Belum maksimalnya penerapan PPKM Darurat, sebut Bima Arya jika di cek di lapangan penyebabnya adalah karena masih banyak yang belum paham mana yang esensial dan non esensial.
“Jadi warga masih bingung. Satu dan dua hari pertama kami persamakan dulu mana yang esensial, non esensial dan kritikal untuk kemudian disosialisasikan kepada warga,” katanya.
Pelanggaran yang terjadi di awal penerapan PPKM Darurat jelas Bima Arya, tidak semua konteksnya itu nakal atau melawan, namun lebih kepada kebingungan maksud dari esensial dan kritikal karena waktu sosialisasi yang terbatas.
Untuk memastikan dan memaksimalkan sosialisasi, Bima Arya menegaskan Kota Bogor memanfaatkan semua kanal sosialisasi yang dimiliki untuk menjelaskan definisi esensial, non esensial dan kritikal.
Selain itu, mulai Rabu (7/7) pagi, dilakukan penyekatan yang tujuannya untuk memastikan betul-betul membatasi arus masuk ke Kota Bogor.

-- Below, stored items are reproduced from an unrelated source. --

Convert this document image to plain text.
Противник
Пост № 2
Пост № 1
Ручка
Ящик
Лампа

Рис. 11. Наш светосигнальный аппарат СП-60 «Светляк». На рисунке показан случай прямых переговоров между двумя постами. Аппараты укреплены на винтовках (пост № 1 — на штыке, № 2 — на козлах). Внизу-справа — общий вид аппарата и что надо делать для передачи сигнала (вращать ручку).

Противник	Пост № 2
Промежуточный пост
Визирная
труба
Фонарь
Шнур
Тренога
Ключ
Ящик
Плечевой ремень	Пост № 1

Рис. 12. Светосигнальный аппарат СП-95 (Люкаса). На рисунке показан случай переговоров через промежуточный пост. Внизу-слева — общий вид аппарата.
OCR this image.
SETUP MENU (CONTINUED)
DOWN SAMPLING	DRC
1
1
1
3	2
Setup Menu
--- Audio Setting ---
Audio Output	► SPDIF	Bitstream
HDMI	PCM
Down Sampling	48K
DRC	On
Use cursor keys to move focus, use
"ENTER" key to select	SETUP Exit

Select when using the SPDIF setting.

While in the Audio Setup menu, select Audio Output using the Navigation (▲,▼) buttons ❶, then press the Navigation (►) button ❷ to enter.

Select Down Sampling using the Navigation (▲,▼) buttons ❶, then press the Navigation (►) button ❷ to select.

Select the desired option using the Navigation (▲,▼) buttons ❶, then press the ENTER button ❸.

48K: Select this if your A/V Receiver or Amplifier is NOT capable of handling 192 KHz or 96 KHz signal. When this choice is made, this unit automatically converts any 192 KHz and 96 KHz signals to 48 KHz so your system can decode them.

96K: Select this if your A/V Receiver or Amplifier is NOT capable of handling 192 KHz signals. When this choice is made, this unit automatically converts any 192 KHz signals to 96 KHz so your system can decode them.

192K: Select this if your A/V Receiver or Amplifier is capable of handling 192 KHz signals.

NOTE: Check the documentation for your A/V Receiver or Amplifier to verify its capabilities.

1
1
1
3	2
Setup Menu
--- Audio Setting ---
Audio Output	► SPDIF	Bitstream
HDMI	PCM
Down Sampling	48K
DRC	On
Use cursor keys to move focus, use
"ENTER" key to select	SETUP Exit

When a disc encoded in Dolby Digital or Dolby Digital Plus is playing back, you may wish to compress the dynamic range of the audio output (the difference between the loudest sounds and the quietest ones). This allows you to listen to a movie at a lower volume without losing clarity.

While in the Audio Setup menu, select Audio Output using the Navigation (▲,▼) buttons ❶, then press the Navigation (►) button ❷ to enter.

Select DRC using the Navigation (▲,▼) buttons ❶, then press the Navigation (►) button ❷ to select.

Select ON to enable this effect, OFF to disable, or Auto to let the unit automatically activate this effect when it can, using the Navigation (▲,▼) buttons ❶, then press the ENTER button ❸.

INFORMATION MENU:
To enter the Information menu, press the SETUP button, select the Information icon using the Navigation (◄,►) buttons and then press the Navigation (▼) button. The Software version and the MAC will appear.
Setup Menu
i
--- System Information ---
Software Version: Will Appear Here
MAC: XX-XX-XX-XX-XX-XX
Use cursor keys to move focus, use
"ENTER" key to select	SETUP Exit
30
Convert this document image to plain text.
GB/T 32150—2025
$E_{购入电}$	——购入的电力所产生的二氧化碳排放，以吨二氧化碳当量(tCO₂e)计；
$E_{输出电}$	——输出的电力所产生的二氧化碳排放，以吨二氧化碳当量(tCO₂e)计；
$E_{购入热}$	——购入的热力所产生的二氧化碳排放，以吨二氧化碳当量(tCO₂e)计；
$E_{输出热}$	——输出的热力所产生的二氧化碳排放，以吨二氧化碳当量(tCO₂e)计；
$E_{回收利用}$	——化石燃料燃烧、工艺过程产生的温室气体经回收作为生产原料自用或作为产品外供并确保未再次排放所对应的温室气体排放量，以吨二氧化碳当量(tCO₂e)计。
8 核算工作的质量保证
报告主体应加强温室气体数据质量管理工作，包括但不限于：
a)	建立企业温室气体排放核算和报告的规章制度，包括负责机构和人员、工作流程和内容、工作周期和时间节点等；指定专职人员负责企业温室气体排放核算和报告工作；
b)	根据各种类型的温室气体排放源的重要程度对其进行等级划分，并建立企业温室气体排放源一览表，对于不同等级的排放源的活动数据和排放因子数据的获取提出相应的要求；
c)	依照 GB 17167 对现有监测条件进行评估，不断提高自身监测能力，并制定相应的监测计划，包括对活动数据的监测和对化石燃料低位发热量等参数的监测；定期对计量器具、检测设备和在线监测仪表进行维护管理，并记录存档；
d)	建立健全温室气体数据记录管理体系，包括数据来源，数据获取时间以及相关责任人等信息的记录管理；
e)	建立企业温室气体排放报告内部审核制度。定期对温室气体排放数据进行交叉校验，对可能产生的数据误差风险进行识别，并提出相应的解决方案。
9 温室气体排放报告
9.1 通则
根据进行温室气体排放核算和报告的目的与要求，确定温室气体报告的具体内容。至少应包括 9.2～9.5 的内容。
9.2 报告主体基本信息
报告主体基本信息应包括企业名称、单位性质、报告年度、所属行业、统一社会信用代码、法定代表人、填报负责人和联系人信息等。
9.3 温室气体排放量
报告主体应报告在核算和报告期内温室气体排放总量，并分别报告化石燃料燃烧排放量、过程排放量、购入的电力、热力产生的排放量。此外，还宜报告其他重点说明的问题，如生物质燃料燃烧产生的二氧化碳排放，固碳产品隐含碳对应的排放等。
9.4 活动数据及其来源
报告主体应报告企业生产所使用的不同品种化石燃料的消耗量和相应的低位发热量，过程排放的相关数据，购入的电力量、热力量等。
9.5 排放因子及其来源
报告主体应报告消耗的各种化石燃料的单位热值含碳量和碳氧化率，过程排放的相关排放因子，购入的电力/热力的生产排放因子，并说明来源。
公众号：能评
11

“Pengetatan yang diterapkan lebih dari sebelumnya, karena kalau pengurangan mobilitasnya masih dibawah 30 persen, maka kita akan memerlukan yang lebih panjang lagi untuk melawan varian-varian virus Covid-19 yang ada,” kata Bima Arya.
Hal senada dikatakan Dewan Pakar IAKMI, Hermawan Saputra terkait sosialisasi kebijakan PPKM Darurat yang dinilai kurang dari sisi waktu belum menyentuh ke akar penegak hukum, akar masyarakat dan juga masih multitafsir.
Staf Ahli Menteri Bidang Hukum dan Kesbang, Eko Prasetyanto Purnomo menambahkan, pemahaman dari tingkat akar rumput perlu dilakukan.
Menurutnya, akses informasi yang diterima setiap individu itu berbeda-beda, sehingga diperlukan berbagai macam cara dan berbagai macam metode perlu dilakukan.
“Koordinasi, komunikasi dan konsolidasi dibutuhkan dan terus dikuatkan serta ditegakkan di lingkungan aparatur, agar masyarakat di lingkungan mikro bisa memiliki kepercayaan diri dan komitmen untuk membatasi diri dan tidak keluar di keramaian dan kerumunan lingkungan,” tegasnya.